8. The Second Information Revolution

  • Like agriculture, writing evolved multiple times. It was first created to keep track of commodities used for early trade. The use of writing for legal codes, religion, and politics followed. Written numerals preceded written words. Couriers or runners were used to move written information within and between states. As complexity evolved from chiefdoms to states, writing evolved at the same time.

9.Civilization and So On

  • When you look at places like the Middle East, China, and the Americas, you see the steady evolution from villages, to chiefdoms, to towns, to city-states, to multi-city states, to empires. That is ancient history in a nutshell. Here Robert provides summaries of the civilizations that developed in the three areas just mentioned. They have their quirks, but the basics are the same.
  • The civilizations in the Americas lacked draft animals. The Incas did have the Lama, but the Aztecs had the wheel, which for them was essentially a toy. The phonetic alphabet was an advantage for the Middle East. Big ideas in math and science were independently discovered in multiple cultures. Disruptions in trade (non-zero-sum threats) resulted in the growth of governments that gave us roads and laws.

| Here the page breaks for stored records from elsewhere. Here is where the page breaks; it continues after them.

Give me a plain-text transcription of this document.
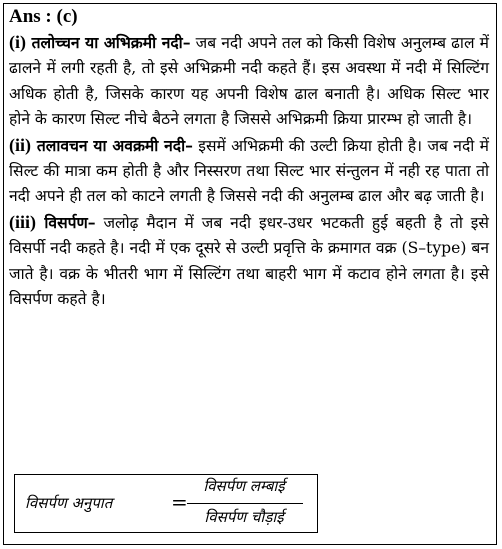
Ans : (c)

(i) तलोच्चन या अभिक्रमी नदी– जब नदी अपने तल को किसी विशेष अनुलम्ब ढाल में ढालने में लगी रहती है, तो इसे अभिक्रमी नदी कहते हैं। इस अवस्था में नदी में सिल्टिंग अधिक होती है, जिसके कारण यह अपनी विशेष ढाल बनाती है। अधिक सिल्ट भार होने के कारण सिल्ट नीचे बैठने लगता है जिससे अभिक्रमी क्रिया प्रारम्भ हो जाती है।

(ii) तलावचन या अवक्रमी नदी– इसमें अभिक्रमी की उल्टी क्रिया होती है। जब नदी में सिल्ट की मात्रा कम होती है और निस्सरण तथा सिल्ट भार संन्तुलन में नही रह पाता तो नदी अपने ही तल को काटने लगती है जिससे नदी की अनुलम्ब ढाल और बढ़ जाती है।

(iii) विसर्पण– जलोढ़ मैदान में जब नदी इधर-उधर भटकती हुई बहती है तो इसे विसर्पी नदी कहते है। नदी में एक दूसरे से उल्टी प्रवृत्ति के क्रमागत वक्र (S–type) बन जाते है। वक्र के भीतरी भाग में सिल्टिंग तथा बाहरी भाग में कटाव होने लगता है। इसे विसर्पण कहते है।

विसर्पण अनुपात	=
विसर्पण लम्बाई
विसर्पण चौड़ाई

10. Our Friends the Barbarians

  • The 410 A.D. sack of Rome by barbarian tribes stands out in history. We should think of the barbarian tribes as mobile chiefdoms rather than uncivilized groups. Sometimes cultures become ossified and need to be rebooted by an invasion. Invaders don’t ditch cultural advance so much as they appropriate them. Think of the culture as “under new management.” Rome was built on slavery, which leads to lower efficiency. Slavery is bad social engineering. So were Rome’s glaring deficits of exploration, authoritarianism, and corrupt self-aggrandizement.